There is scattering, a phenomenon in which photons bounce off of air molecules, resulting in our blue sky effect. But this isn’t exactly absorption/emission, it’s more like pinball.

What does it mean to ‘absorb’ a photon? In a gas or liquid, the molecules are not bound like a spring, so it is not possible to absorb a photon by exciting an oscillation mode of the entire molecule. Similarly, it is not feasible to be exciting atoms or you’d have ionization going on (that’s why UV light is not transmitted by the ozone layer, for example.) If you were exciting atoms you’d get spectral lines. Of course, you could excite oscillations in molecules (spring-like vibrations within a molecule) but I still think the energy required is not usually in the visible spectrum.

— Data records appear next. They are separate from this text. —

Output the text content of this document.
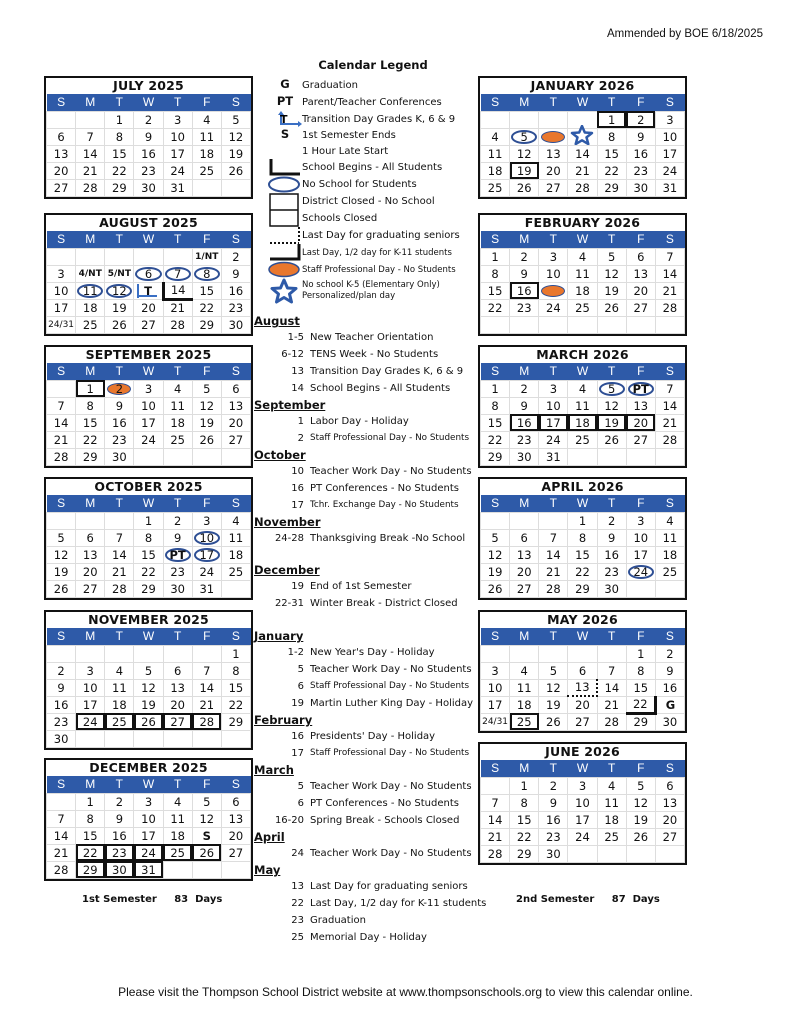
Ammended by BOE 6/18/2025
JULY 2025
S	M	T	W	T	F	S
		1	2	3	4	5
6	7	8	9	10	11	12
13	14	15	16	17	18	19
20	21	22	23	24	25	26
27	28	29	30	31		
AUGUST 2025
S	M	T	W	T	F	S
					1/NT	2
3	4/NT	5/NT	6	7	8	9
10	11	12	T	14	15	16
17	18	19	20	21	22	23
24/31	25	26	27	28	29	30
SEPTEMBER 2025
S	M	T	W	T	F	S
	1	2	3	4	5	6
7	8	9	10	11	12	13
14	15	16	17	18	19	20
21	22	23	24	25	26	27
28	29	30				
OCTOBER 2025
S	M	T	W	T	F	S
			1	2	3	4
5	6	7	8	9	10	11
12	13	14	15	PT	17	18
19	20	21	22	23	24	25
26	27	28	29	30	31	
NOVEMBER 2025
S	M	T	W	T	F	S
						1
2	3	4	5	6	7	8
9	10	11	12	13	14	15
16	17	18	19	20	21	22
23	24	25	26	27	28	29
30						
DECEMBER 2025
S	M	T	W	T	F	S
	1	2	3	4	5	6
7	8	9	10	11	12	13
14	15	16	17	18	S	20
21	22	23	24	25	26	27
28	29	30	31			
JANUARY 2026
S	M	T	W	T	F	S
				1	2	3
4	5			8	9	10
11	12	13	14	15	16	17
18	19	20	21	22	23	24
25	26	27	28	29	30	31
FEBRUARY 2026
S	M	T	W	T	F	S
1	2	3	4	5	6	7
8	9	10	11	12	13	14
15	16		18	19	20	21
22	23	24	25	26	27	28

MARCH 2026
S	M	T	W	T	F	S
1	2	3	4	5	PT	7
8	9	10	11	12	13	14
15	16	17	18	19	20	21
22	23	24	25	26	27	28
29	30	31				
APRIL 2026
S	M	T	W	T	F	S
			1	2	3	4
5	6	7	8	9	10	11
12	13	14	15	16	17	18
19	20	21	22	23	24	25
26	27	28	29	30		
MAY 2026
S	M	T	W	T	F	S
					1	2
3	4	5	6	7	8	9
10	11	12	13	14	15	16
17	18	19	20	21	22	G
24/31	25	26	27	28	29	30
JUNE 2026
S	M	T	W	T	F	S
	1	2	3	4	5	6
7	8	9	10	11	12	13
14	15	16	17	18	19	20
21	22	23	24	25	26	27
28	29	30				
Calendar Legend
G	Graduation
PT Parent/Teacher Conferences
T Transition Day Grades K, 6 & 9
S	1st Semester Ends
1 Hour Late Start
School Begins - All Students
No School for Students
District Closed - No School
Schools Closed
Last Day for graduating seniors
Last Day, 1/2 day for K-11 students
Staff Professional Day - No Students
No school K-5 (Elementary Only)
Personalized/plan day
August
1-5 New Teacher Orientation
6-12 TENS Week - No Students
13 Transition Day Grades K, 6 & 9
14 School Begins - All Students
September
1 Labor Day - Holiday
2 Staff Professional Day - No Students
October
10 Teacher Work Day - No Students
16 PT Conferences - No Students
17 Tchr. Exchange Day - No Students
November
24-28 Thanksgiving Break -No School
December
19 End of 1st Semester
22-31 Winter Break - District Closed
January
1-2 New Year's Day - Holiday
5 Teacher Work Day - No Students
6 Staff Professional Day - No Students
19 Martin Luther King Day - Holiday
February
16 Presidents' Day - Holiday
17 Staff Professional Day - No Students
March
5 Teacher Work Day - No Students
6 PT Conferences - No Students
16-20 Spring Break - Schools Closed
April
24 Teacher Work Day - No Students
May
13 Last Day for graduating seniors
22 Last Day, 1/2 day for K-11 students
23 Graduation
25 Memorial Day - Holiday
1st Semester     83  Days	2nd Semester     87  Days
Please visit the Thompson School District website at www.thompsonschools.org to view this calendar online.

I’m also not clear what it would mean for an air molecule to ‘absorb’ a radio wave photon with a wavelength of, say, a meter. Yet, these photons slow down the same as others (actually, refractive index varies with wavelength, but it is still > 1.)

Unfortunately, I can’t think of or find in a quick web search a good explanation for why photons slow down in a medium. Perhaps if this topic goes on long enough I’ll dig out my optics text book and see what it has to say.

"Maxwell’s Equations

The velocity of electromagnetic waves has its present value of 299,792.458 km/sec, only in vacuum. When light enters a denser medium, such as glass or water the velocity in the medium drops immediately by a factor of one over the index of refraction (n) of the medium. For practical purposes, the index of refraction is equal to the square root of the dielectric constant of the medium—which is the real part of the dielectric permittivity of the medium. Materials other than vacuum are lossy, causing electromagnetic waves to undergo dispersion as well a change in wavelength in the medium.

For example, the dielectric constant of water at radio wavelengths is about 81, so the velocity of radio waves in water is 299,792.458 / 9 or 33,310.273 km/sec. In the visible light band, n is about 1.3 for water, giving a velocity of 225,407.863 km/sec for visible light rays."

Is the dielectric permittivity the reason? Don’t currently know the physical phenomena associated with this though, i.e. the reason for the change in wavelength vs dispersion effects.